The Surgical Care Improvement Project (SCIP) was established in 2006 with the goal of reducing surgical complications by 25% in 2010. Of the nine performance measures, six are related to surgical site infection prevention. Efforts to reduce surgical site infection are important because this complication results in significant morbidity and additional resource use.

The SCIP measures were added to the Hospital Compare Web site to help patients determine where to receive surgical care. The underlying assumption was that higher performance on these measures equals better surgical outcomes. Furthermore, the Centers for Medicare and Medicaid Services has proposed use of the SCIP measures for value-based purchasing and payment to hospitals.

The report by Stulberg et al. is the largest study to date that fails to demonstrate an association between adherence to SCIP measures and the occurrence of postoperative infections.

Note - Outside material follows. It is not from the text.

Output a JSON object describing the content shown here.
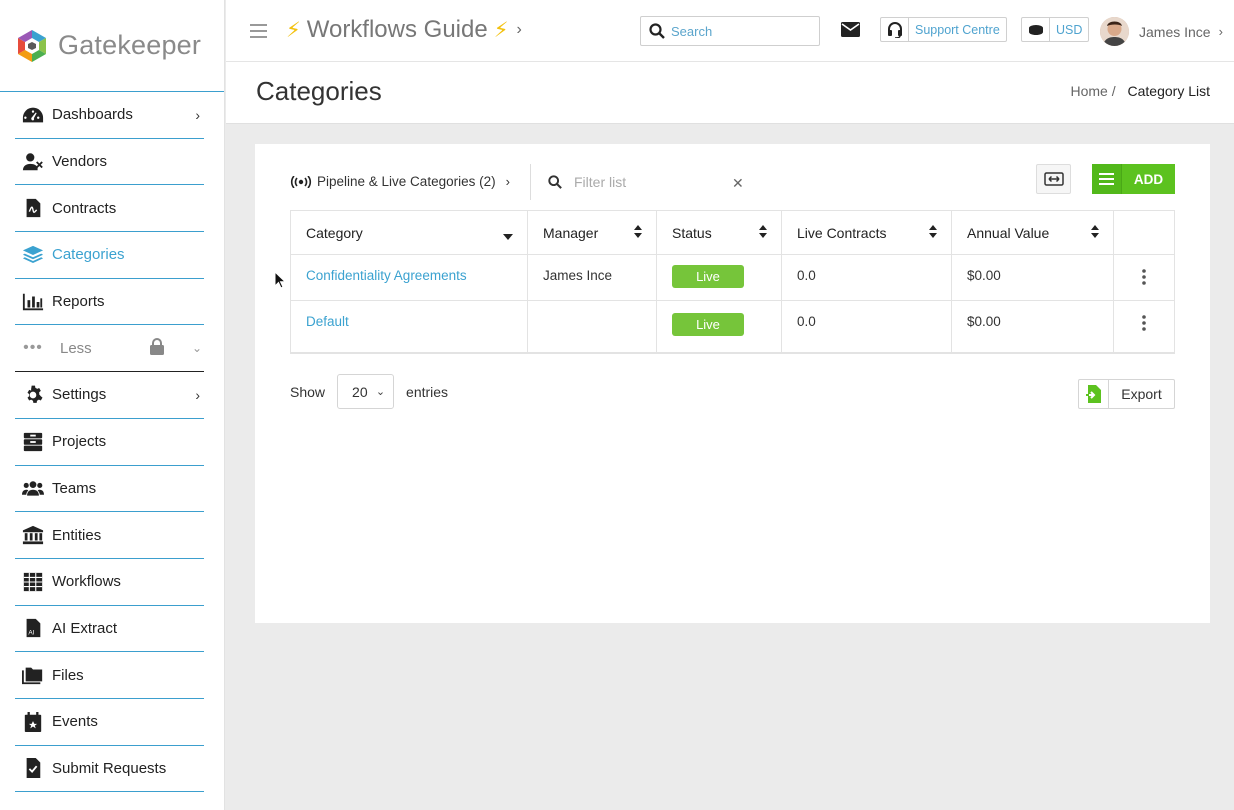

Ideal surgical quality-improvement efforts would measure whether the right patient receives the right operation at the right time and whether the operation is effective. This is more challenging to measure given the complex nature of the health care system, including barriers to access, financial incentives, and the uniqueness of the therapeutic intent of individual surgical procedures.

Current mandated surgical quality–improvement processes such as SCIP focus on incremental and narrow process measures that are purported to measure the overall quality of an episode of surgical care. Despite enormous resources committed to these measures and marked improvement in adherence, the evidence to date suggests that SCIP has not improved surgical outcomes. Future quality improvement endeavors should have linkage between discrete performance and outcome measures so the effectiveness of combined efforts can be unequivocally measured and clearly evaluated.

MARY T. HAWN, M.D., is from the Center for Surgical and Medical Acute Care Research and Transitions at the Veterans Affairs Medical Center in Birmingham, and the department of surgery, University of Alabama at Birmingham. Her comments were made in a published editorial accompanying the study (JAMA 2010;303:2527-8).